I would like to post a solution to the community that would of otherwise caused even further downtime. Hope this will help someone else out there.
So in this particular site there is a Forigate 100F without redundancy. The HW ID is c1aj43-04aa-0000
One day out of the blue it just failed, with the error message like this
NP6XLITE: Error: xaui.usxs[0].usxs_port_sts 00000000.
NP6XLITE: Error: xaui.usxs[4].usxs_port_sts 00000000.
api return err code -3 opcode 5 BCM_VLAN_CREATE_SCC len 56 request 0 reply 1
api return err code -3 opcode 7 BCM_VLAN_PORT_ADD len 56 request 0 reply 2
api return err code -3 opcode 15 BCM_VLAN_CROSS_CONNECT_ADD len 56 request 0 rep ly 3
bcm sdk 140 exit.
bcm_sdk 140 is down with code 1.
Kernel panic - not syncing: BUG! "
The RMA unit came, with the hardware ID c1aj43-20aa-0000
The system came with firmware 6.4.9 which is not something that we use nor a perfect match with our configuration file.
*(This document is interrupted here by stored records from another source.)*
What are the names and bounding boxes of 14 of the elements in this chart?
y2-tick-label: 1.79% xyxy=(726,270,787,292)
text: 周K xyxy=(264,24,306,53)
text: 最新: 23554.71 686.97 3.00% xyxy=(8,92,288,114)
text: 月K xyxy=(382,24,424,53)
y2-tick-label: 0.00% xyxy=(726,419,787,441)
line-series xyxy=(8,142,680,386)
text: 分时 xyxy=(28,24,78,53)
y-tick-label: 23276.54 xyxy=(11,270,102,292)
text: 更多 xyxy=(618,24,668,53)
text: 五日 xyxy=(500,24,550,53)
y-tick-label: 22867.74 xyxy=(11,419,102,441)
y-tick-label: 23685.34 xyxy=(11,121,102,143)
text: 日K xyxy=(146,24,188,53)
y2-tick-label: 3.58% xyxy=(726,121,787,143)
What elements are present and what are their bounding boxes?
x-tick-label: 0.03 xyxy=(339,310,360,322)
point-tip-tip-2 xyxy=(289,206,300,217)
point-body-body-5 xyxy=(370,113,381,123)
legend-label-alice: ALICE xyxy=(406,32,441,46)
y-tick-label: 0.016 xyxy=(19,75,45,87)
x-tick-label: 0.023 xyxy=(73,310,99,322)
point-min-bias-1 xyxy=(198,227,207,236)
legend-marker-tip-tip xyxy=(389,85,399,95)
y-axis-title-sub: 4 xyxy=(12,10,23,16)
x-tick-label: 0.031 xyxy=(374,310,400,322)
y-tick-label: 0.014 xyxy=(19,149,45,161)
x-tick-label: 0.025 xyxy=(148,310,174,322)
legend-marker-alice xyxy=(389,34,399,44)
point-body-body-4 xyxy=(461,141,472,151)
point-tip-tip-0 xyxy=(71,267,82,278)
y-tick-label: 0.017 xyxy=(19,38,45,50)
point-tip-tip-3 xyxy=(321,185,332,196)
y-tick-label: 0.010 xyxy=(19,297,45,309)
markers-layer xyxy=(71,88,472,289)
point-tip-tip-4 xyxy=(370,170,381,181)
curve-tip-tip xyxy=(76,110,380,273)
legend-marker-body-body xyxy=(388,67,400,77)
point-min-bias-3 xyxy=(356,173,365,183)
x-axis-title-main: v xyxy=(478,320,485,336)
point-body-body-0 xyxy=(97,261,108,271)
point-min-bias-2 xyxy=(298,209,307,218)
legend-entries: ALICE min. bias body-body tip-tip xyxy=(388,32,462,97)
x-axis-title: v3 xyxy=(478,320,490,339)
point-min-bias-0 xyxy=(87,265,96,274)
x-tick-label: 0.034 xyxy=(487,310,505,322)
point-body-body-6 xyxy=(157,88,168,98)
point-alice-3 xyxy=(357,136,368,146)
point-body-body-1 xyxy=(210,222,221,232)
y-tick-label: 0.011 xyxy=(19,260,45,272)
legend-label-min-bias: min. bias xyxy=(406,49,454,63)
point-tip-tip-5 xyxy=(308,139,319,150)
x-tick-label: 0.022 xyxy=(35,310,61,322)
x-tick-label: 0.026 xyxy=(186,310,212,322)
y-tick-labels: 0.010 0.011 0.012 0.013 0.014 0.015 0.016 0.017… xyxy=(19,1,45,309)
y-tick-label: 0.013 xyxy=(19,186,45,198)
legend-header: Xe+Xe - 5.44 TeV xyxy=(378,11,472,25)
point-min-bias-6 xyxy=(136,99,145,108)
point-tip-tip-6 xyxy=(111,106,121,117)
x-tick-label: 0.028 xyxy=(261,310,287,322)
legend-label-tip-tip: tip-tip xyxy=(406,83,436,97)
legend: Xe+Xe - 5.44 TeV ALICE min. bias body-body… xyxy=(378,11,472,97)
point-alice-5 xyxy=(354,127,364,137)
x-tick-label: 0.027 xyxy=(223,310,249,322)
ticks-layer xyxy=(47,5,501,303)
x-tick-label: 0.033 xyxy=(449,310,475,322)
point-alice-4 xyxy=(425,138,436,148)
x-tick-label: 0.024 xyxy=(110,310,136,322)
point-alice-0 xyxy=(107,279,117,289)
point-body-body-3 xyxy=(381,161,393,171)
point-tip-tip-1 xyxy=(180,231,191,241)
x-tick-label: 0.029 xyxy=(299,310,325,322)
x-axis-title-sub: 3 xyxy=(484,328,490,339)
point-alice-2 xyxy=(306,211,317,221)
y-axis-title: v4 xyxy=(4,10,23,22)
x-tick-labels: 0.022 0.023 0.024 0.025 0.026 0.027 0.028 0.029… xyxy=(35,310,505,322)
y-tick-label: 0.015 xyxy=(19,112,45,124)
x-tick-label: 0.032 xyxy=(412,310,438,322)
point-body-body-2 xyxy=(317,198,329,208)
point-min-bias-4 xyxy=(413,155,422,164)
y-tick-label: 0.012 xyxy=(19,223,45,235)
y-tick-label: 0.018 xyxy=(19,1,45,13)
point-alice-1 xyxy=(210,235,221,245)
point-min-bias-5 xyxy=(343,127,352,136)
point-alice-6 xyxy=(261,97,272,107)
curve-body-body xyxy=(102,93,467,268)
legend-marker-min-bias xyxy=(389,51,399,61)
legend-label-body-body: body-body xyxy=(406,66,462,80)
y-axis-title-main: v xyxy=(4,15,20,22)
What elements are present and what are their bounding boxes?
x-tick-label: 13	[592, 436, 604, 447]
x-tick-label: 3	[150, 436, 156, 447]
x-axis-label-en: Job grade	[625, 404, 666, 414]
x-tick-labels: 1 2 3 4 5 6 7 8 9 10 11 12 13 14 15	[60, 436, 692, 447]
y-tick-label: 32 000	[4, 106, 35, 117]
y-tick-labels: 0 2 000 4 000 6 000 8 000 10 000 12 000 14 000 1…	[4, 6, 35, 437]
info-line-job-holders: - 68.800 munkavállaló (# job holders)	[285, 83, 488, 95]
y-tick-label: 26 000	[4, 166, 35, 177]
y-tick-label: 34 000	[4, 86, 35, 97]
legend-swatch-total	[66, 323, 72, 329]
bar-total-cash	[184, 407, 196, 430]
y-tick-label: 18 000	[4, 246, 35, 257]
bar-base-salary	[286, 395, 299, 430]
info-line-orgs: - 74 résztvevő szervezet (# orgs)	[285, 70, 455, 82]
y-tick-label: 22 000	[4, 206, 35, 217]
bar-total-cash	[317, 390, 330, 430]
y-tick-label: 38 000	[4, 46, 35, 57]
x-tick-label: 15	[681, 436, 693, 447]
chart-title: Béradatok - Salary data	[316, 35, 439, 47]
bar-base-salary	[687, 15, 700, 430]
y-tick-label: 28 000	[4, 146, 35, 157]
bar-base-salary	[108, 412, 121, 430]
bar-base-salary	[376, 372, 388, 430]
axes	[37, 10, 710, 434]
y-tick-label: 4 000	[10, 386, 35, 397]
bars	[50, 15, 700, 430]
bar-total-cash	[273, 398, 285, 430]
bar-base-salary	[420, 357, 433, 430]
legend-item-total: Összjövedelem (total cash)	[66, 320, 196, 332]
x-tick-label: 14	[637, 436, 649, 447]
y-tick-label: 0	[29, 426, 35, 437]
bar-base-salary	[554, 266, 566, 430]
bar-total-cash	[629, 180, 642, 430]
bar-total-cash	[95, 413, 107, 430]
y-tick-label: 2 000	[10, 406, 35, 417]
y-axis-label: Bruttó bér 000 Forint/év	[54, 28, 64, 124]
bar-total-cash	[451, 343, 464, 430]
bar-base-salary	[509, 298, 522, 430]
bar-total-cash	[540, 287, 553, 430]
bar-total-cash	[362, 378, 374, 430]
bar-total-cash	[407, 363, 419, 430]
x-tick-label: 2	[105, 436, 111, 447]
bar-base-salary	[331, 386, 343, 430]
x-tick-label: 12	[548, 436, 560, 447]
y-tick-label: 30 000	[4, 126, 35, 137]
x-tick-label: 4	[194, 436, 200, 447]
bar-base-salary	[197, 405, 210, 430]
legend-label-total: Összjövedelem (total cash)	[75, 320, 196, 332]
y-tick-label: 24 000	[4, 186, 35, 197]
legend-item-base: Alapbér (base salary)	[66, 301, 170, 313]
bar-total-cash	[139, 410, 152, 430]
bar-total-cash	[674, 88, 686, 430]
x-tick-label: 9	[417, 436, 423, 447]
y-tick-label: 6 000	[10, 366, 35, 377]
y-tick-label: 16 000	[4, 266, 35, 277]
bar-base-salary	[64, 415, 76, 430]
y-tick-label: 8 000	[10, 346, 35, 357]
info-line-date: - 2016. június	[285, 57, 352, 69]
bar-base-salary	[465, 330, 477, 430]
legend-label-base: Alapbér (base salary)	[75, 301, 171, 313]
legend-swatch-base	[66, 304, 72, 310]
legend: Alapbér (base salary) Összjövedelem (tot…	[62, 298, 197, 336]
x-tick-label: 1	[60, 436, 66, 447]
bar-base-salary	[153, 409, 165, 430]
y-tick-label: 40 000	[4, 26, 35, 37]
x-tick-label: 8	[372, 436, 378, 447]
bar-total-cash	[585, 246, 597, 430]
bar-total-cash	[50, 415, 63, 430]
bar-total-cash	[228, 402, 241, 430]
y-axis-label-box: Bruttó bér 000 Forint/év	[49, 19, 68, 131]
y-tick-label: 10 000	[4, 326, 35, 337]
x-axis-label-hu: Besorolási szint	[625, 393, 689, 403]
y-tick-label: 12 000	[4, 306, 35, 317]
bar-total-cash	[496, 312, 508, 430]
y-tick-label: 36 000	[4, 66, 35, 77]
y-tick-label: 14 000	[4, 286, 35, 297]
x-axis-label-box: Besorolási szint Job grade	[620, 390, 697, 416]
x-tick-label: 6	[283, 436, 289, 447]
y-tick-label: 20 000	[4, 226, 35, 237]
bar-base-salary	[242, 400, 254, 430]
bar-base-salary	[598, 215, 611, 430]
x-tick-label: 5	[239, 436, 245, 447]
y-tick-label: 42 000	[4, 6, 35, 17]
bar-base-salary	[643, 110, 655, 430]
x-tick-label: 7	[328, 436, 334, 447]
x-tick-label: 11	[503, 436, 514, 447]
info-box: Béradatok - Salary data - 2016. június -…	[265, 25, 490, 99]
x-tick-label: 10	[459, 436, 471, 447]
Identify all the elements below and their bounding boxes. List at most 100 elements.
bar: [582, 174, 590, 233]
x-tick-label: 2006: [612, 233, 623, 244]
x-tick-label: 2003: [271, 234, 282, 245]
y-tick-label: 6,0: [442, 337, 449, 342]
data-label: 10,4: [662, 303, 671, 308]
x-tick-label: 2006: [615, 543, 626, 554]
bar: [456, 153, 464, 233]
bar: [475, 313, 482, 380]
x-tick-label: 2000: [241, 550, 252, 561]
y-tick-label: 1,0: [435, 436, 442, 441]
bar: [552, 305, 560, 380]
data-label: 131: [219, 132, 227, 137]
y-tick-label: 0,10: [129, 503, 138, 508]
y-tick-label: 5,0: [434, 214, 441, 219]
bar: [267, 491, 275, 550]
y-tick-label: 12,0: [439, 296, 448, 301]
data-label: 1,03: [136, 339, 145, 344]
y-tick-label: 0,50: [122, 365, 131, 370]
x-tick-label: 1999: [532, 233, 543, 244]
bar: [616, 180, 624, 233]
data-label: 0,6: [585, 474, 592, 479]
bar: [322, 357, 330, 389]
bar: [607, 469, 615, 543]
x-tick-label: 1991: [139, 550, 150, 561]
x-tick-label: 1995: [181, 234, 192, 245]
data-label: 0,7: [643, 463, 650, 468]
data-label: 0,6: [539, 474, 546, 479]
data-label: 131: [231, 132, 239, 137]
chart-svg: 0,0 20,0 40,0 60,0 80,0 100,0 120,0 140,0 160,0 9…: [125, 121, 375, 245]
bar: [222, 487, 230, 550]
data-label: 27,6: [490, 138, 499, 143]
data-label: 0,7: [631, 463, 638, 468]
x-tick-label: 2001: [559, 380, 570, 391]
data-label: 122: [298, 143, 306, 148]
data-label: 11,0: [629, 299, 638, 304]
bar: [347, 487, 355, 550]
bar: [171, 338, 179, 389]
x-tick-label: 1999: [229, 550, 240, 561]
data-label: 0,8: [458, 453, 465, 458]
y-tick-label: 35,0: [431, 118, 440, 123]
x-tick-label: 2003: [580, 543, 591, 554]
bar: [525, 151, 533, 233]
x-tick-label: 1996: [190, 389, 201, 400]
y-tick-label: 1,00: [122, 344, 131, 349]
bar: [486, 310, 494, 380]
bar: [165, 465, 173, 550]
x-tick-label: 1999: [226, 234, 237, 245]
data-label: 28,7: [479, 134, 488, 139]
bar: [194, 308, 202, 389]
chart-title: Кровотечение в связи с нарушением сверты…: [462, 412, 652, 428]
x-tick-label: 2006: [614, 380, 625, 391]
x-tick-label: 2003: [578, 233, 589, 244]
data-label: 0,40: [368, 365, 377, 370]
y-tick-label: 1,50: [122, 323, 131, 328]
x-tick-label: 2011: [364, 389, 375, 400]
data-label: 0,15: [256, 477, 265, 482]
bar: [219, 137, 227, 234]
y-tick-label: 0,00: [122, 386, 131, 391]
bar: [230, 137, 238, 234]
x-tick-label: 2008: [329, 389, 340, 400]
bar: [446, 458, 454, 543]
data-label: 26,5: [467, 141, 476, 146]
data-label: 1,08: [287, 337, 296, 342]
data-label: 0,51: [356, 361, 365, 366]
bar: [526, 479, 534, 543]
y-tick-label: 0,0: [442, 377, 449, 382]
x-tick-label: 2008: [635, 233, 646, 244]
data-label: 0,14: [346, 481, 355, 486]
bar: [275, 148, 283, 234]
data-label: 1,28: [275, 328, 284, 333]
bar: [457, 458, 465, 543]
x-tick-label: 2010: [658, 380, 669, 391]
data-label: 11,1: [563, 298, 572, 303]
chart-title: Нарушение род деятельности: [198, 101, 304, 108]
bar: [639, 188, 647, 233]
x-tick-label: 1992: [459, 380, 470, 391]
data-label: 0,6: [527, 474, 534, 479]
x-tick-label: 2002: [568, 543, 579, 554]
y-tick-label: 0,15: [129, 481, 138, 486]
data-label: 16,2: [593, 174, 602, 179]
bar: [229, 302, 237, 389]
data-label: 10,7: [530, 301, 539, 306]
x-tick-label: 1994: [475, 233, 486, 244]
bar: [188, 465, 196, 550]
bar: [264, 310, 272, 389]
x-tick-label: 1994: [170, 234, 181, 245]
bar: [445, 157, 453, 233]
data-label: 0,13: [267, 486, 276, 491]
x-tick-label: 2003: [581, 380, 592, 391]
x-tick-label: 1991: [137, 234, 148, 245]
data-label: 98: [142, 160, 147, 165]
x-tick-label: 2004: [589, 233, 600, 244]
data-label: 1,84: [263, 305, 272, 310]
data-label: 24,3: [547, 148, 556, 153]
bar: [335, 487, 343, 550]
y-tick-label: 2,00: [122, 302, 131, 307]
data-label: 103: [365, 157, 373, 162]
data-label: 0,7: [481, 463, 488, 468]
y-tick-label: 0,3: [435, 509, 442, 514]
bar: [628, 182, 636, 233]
So I was told to downgrade the firmware via format and tftp upload. We use 6.0.14 with the config file matching 6.0.12
Upon doing this, the system will come back but I noticed on the boot cli it contain the following error:
NP6XLITE: Error: xaui.usxs[8].usxs_port_sts 00000000.
NP6XLITE: Error: xaui.usxs[12].usxs_port_sts 00000000.
The other messages do not appear.
At this point even with the factory default config, which shows up with show full-configuration, does not process any traffic at all. For example, if you connect directly with the MGMT port which have a default of 192.168.1.99 it does not respond to ping or https.
I tried to load another version of 6.0.x with same results.
I copied the my configuration to a usb drive and restored it via cli. All of the config the system took but again the device do not pass any traffic. No DHCP, no ping, nothing.
When I called Fortinet support I spoke with both the tech support and escalation tech support, but of them think the error message NP6XLITE means the device failed again and I will need another RMA.
I asked is there a minimum firmware version with certain hardware revisions, they stated no and the hardware should take all firmware versions.
After I get off the phone after hours with both support, I wanted to try the version 6.4.9 which came with the device before I RMA it again. Low and behold, the firmware loads and no error messages. I was able to get into the HTTPS and upload the config and the system was fully back with some error -160 and -61. But nothing too major. I was back online.
I wanted to share this experience hopefully it will help someone and save someone a few hours. Thank you.
Solved! Go to Solution.
Nominating a forum post submits a request to create a new Knowledge Article based on the forum post topic. Please ensure your nomination includes a solution within the reply.
Created on 06-05-2022 07:55 PM Edited on 06-05-2022 08:03 PM
As in the doc above, NP6XLite is an npu inside of SOC4 ASIC chip, which is used in those smaller F series models like 40F, 60F, 80F, 100F and 200F. Not sure if these are the all models that have SOC4 though.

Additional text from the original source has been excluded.